Blocked toilets are a common problem, with only one functioning toilet serving an entire block, which can house over 1 000 inhabitants.

This single toilet often has water, but it is far from sufficient for the needs of the many families living there.

The lack of water in most of the toilets exacerbates the situation, causing significant distress among dwellers.

More than 20 people share the single functioning toilet which they take turns to use with some being forced to bath in their cubicles using buckets.

“One toilet can serve up to 20 to 25 people. The morning rush hour is particularly stressful as our husbands prepare to go to work while kids get ready for school,” said Dongo.

The once-functional toilet sinks have been reduced to makeshift dwellings, where families of four or more now reside in cramped and squalid conditions.

The crowded settings and poor hygiene contribute to an unhealthy environment, which is sure fertile breeding ground for diseases such as cholera, typhoid and dysentery.

The shameful living conditions are not only limited to Matererini flats but extend to all residential areas in the proximity.

Open defecation is widespread around the suburb where children play happily oblivious of the grave dangers, they face thereby raising fears of a ticking health bomb.

Raw sewage has become a common sight at the flats owing to antiquated reticulation system that is failing to cope with the ballooning population.

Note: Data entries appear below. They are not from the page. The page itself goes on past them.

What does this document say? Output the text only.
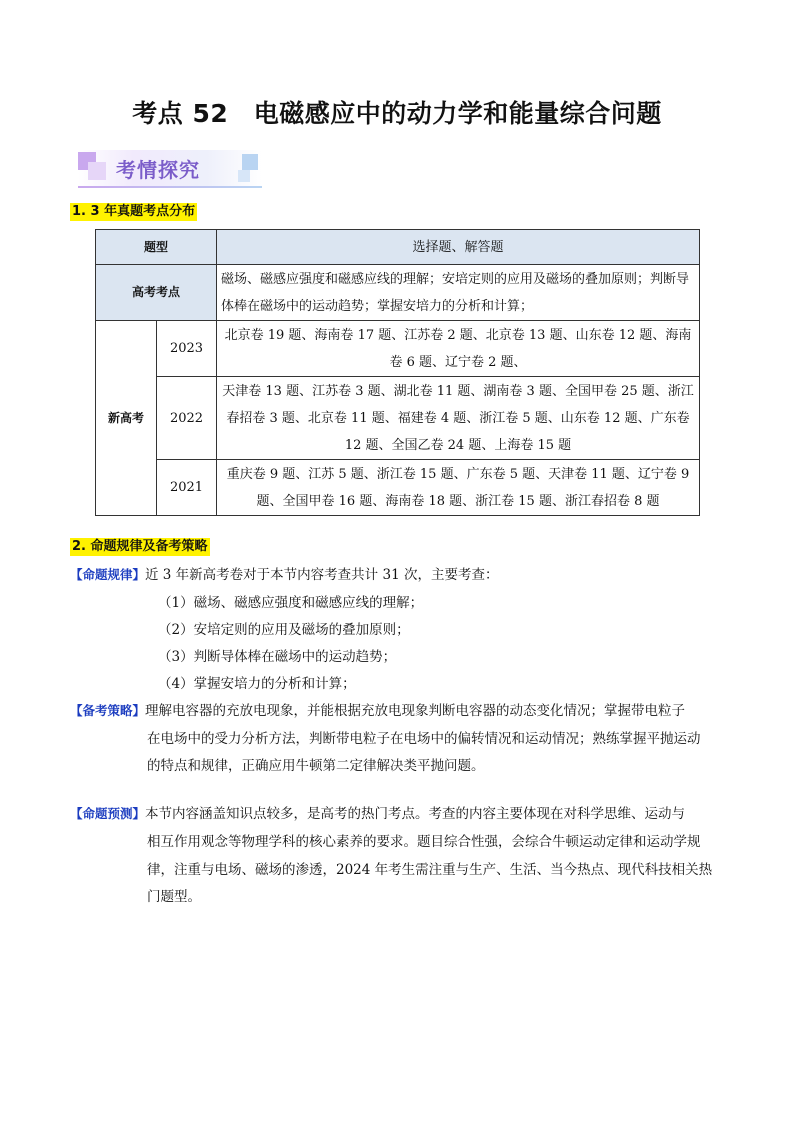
考点 52　电磁感应中的动力学和能量综合问题
考情探究
1. 3 年真题考点分布
题型		选择题、解答题
高考考点		磁场、磁感应强度和磁感应线的理解；安培定则的应用及磁场的叠加原则；判断导体棒在磁场中的运动趋势；掌握安培力的分析和计算；
新高考	2023	北京卷 19 题、海南卷 17 题、江苏卷 2 题、北京卷 13 题、山东卷 12 题、海南卷 6 题、辽宁卷 2 题、
	2022	天津卷 13 题、江苏卷 3 题、湖北卷 11 题、湖南卷 3 题、全国甲卷 25 题、浙江春招卷 3 题、北京卷 11 题、福建卷 4 题、浙江卷 5 题、山东卷 12 题、广东卷 12 题、全国乙卷 24 题、上海卷 15 题
	2021	重庆卷 9 题、江苏 5 题、浙江卷 15 题、广东卷 5 题、天津卷 11 题、辽宁卷 9 题、全国甲卷 16 题、海南卷 18 题、浙江卷 15 题、浙江春招卷 8 题
2. 命题规律及备考策略
【命题规律】近 3 年新高考卷对于本节内容考查共计 31 次，主要考查：
（1）磁场、磁感应强度和磁感应线的理解；
（2）安培定则的应用及磁场的叠加原则；
（3）判断导体棒在磁场中的运动趋势；
（4）掌握安培力的分析和计算；
【备考策略】理解电容器的充放电现象，并能根据充放电现象判断电容器的动态变化情况；掌握带电粒子
在电场中的受力分析方法，判断带电粒子在电场中的偏转情况和运动情况；熟练掌握平抛运动
的特点和规律，正确应用牛顿第二定律解决类平抛问题。
【命题预测】本节内容涵盖知识点较多，是高考的热门考点。考查的内容主要体现在对科学思维、运动与
相互作用观念等物理学科的核心素养的要求。题目综合性强，会综合牛顿运动定律和运动学规
律，注重与电场、磁场的渗透，2024 年考生需注重与生产、生活、当今热点、现代科技相关热
门题型。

A female inhabitant, who identified herself as Mrs Magonyo, uses buckets and shovels to rid the blocked toilets of human excreta. She cleans the mess in a bid to maintain some semblance of hygiene.

“We clean this mess on our own. Just that you came after we cleaned up, the raw faeces, otherwise you wouldn’t be standing in here the way you are doing. The smell that we experience here is unbearable.

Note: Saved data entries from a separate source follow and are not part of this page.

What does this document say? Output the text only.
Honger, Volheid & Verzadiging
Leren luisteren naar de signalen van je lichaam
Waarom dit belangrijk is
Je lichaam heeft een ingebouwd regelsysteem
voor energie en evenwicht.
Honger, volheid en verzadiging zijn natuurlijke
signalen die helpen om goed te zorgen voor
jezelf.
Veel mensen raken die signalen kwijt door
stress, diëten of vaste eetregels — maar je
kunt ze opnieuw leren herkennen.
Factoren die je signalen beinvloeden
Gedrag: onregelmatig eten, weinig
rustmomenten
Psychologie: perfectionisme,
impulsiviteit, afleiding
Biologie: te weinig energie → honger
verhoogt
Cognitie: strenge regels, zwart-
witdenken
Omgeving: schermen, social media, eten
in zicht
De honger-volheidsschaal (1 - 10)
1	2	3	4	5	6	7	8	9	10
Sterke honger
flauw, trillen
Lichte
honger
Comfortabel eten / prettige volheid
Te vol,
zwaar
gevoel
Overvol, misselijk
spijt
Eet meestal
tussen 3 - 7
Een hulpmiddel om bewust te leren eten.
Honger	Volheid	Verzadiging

“The city council cleaners just come and sign the register then leave because they can’t stand the urine and faeces all over. They claim that they are not getting paid their salaries therefore have no reason to confront such working conditions,” said Magonyo.

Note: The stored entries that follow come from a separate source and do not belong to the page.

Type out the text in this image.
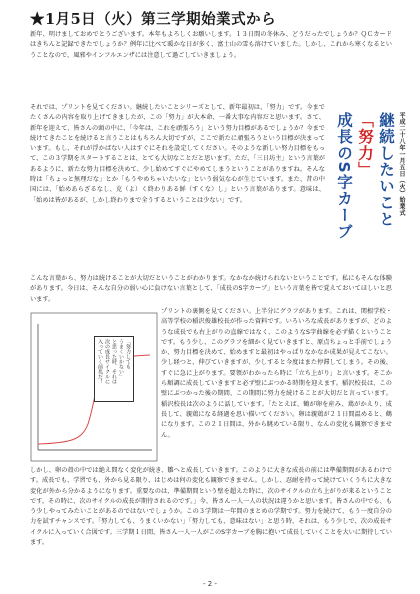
★1月5日（火）第三学期始業式から

新年、明けましておめでとうございます。本年もよろしくお願いします。１３日間の冬休み、どうだったでしょうか？ＱＣカードはきちんと記録できたでしょうか？例年に比べて暖かな日が多く、富士山の雪も溶けていました。しかし、これから寒くなるということなので、風邪やインフルエンザには注意して過ごしていきましょう。

それでは、プリントを見てください。継続したいことシリーズとして、新年最初は、「努力」です。今までたくさんの内容を取り上げてきましたが、この「努力」が大本命、一番大事な内容だと思います。さて、新年を迎えて、皆さんの頭の中に、「今年は、これを頑張ろう」という努力目標があるでしょうか？今まで続けてきたことを続けると言うことはもちろん大切ですが、ここで新たに頑張ろうという目標が決まっています。もし、それが浮かばない人はすぐにそれを設定してください。そのような新しい努力目標をもって、この３学期をスタートすることは、とても大切なことだと思います。ただ、「三日坊主」という言葉があるように、新たな努力目標を決めて、少し始めてすぐにやめてしまうということがありますね。そんな時は「ちょっと無理だな」とか「もうやめちゃいたいな」という弱気な心が生じています。また、昔の中国には、「始めあらざるなし、克（よ）く終わりある鮮（すくな）し」という言葉があります。意味は、「始めは皆があるが、しかし終わりまで全うするということは少ない」です。

こんな言葉から、努力は続けることが大切だということがわかります。なかなか続けられないということです。私にもそんな体験があります。今日は、そんな自分の弱い心に負けない言葉として、「成長のS字カーブ」という言葉を皆で覚えておいてほしいと思います。

プリントの裏側を見てください。上半分にグラフがあります。これは、関根学校・高等学校の稲沢俊雄校長が作った資料です。いろいろな成長がありますが、どのような成長でも右上がりの直線ではなく、このようなS字曲線を必ず描くということです。もう少し、このグラフを細かく見ていきますと、原点ちょっと手前でしょうか、努力目標を決めて、始めますと最初はやっぱりなかなか成果が見えてこない。少し経つと、伸びていきますが、少しすると今度はまた停滞してしまう。その後、すぐに急に上がります。要領がわかったら時に「立ち上がり」と言います。そこから順調に成長していきますと必ず壁にぶつかる時期を迎えます。稲沢校長は、この壁にぶつかった後の期間、この期間に努力を続けることが大切だと言っています。稲沢校長は次のように話しています。「たとえば、鶴が卵を産み、鶏がかえり、成長して、親鶏になる経過を思い描いてください。卵は親鶏が２１日間温めると、鶴になります。この２１日間は、外から眺めている限り、なんの変化も観察できません。

しかし、卵の殻の中では絶え間なく変化が続き、雛へと成長していきます。このように大きな成長の前には準備期間があるわけです。成長でも、学習でも、外から見る限り、はじめは何の変化も観察できません。しかし、忍耐を持って続けていくうちに大きな変化が外から分かるようになります。重要なのは、準備期間という壁を超えた時に、次のサイクルの立ち上がりが来るということです。その時に、次のサイクルの成長が期待されるのです。」今、皆さん一人一人の状況は違うかと思います。皆さんの中でも、もう少しやってみたいことがあるのではないでしょうか。この３学期は一年間のまとめの学期です。努力を続けて、もう一度自分の力を試すチャンスです。「努力しても、うまくいかない」「努力しても、意味はない」と思う時、それは、もう少しで、次の成長サイクルに入っていく合図です。三学期１日間、皆さん一人一人がこのS字カーブを胸に抱いて成長していくことを大いに期待しています。

平成二十八年一月五日（火）始業式
継続したいこと
「努力」
成長のS字カーブ
「努力しても
うまくいかない」
と思った時、それは
次の成長サイクルに
入っていく前兆だ！
- 2 -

Mbare is a hotspot of diseases such as cholera, typhoid and dysentery which have been exacerbated by the poor sanitary conditions.

Failed promises 

The crumbling buildings and filth stand as a stark reminder of the neglect and abandonment this community faces by President Emmerson Mnangagwa’s administration, which has been spewing daily rhetoric of implementing policies and programmes to improve social services in urban and rural settlements.

Last year government declared a state of emergency in Mbare paving way for disbursements of funds to improve sanitation in the high-density area.

However, the dire straits and squalid conditions in Mbare flats persist raising questions about the political will to address the challenges.

Combined Harare Residents Association (CHRA) is threatening legal action to force city fathers to resolve the dire sanitation situation in the populous suburb.

“The situation in Matererini is inhumane. This cannot be allowed to continue,” CHRA Director, Reuben Akili told

“Despite our 2023 petition to the mayor of Harare and the council regarding this matter, the issue has not received the attention it deserves and remains unresolved.

“We urgently request the mayor of Harare and the minister of health to physically visit the flats to fully understand the extent and implications of the poor sanitary conditions in Mbare, Matapi, Shawasha, and Matererini Flats.

“It is disheartening that residents of these flats have been marginalised and treated as second-class citizens for decades, and this is completely unacceptable.”

Harare Mayor, Councillor Jacob Mafume said a team has been been dispatched to look into the issues that are plaguing residents of Mbare flats.

“I have instructed people to address the issue before they become a health hazard. In the next few days, we will get a clear picture,” said Mafume.

Matererini flats residents are living in the hope that the decades-long challenges will be resolved as of yesterday.

“Having lived in this area for many years, we do not know hygiene. We plead with the authorities to solve these problems for the benefit of us and our children,” said Dongo.